Game 1 will be Wednesday night. By the time the puck drops, the Canucks, who defeated San Jose in five games to win the Western Conference title, will have had seven days off.

“Well, they’re a great team, they have a lot of depth,” forward Patrice Bergeron said. “They’re good on all positions and it’s going to be a tough series and we’re aware of that. Obviously we’re going to have to take it a game at a time and we’re going to have to concentrate on Wednesday right now.”

The Canucks have many threats, notably Daniel and Henrik Sedin, twin forwards who, with forward Ryan Kesler and goaltender Roberto Luongo, have led this Vancouver renaissance. The Sedins have 37 points this postseason, and Daniel has eight goals.

In the regular season, Daniel had 41 goals and Henrik had 75 assists.

“You want to try to not be overaggressive because once you do that, they spin off of you and that’s what they want to try to accomplish, be one guy and then two on the next,” Bruins defenseman Dennis Seidenberg said. “They’re really good at finding each other, with the give-and-gos and the blind pass behind the back. So that’s a real challenge for us, to be aggressive but not be stupid about it. So we have to be smart in our defensive play.”

Kesler could be the x-factor. Too much concentration on the Sedins, and the rugged, 6-foot-2, 195-pound center from Livonia, Mich., will pounce. In his breakout year this season, Kesler scored 41 goals. He’s followed that with seven goals and 11 assists in the playoffs.
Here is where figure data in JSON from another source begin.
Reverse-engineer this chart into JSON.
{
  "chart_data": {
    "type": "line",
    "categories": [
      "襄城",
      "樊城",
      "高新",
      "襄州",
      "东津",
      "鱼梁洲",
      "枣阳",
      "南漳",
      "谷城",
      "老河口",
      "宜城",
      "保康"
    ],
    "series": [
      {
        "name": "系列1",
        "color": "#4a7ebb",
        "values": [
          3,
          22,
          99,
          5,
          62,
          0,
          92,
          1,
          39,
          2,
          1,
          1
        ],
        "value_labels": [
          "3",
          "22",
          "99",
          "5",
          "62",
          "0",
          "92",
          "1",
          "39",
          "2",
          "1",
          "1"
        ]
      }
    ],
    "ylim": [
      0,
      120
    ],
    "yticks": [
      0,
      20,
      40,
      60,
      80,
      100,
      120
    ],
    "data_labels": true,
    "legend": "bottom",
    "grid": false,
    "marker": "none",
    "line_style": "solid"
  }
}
“There’s a lot of skill, there’s a lot of speed,” Boston Coach Claude Julien said of the Canucks. “Their back end has a lot of versatility and they love to carry the puck up the ice a lot. They’re a pretty potent team and obviously they thrive on their power play. We’re going to have to be a physical team. But we’re also going to have to be a very disciplined team.”

Which is why practice has been toned down as Game 1 approaches. The Bruins have played 18 times this postseason, including two seven-game series. Vancouver has played one seven-game series, a win over Chicago in Round 1.

“Guys that have played a lot, they could benefit from two days of non-skating. The conditioning doesn’t go bad,” Julien said. “(On Monday), we came back on the ice as a whole team.”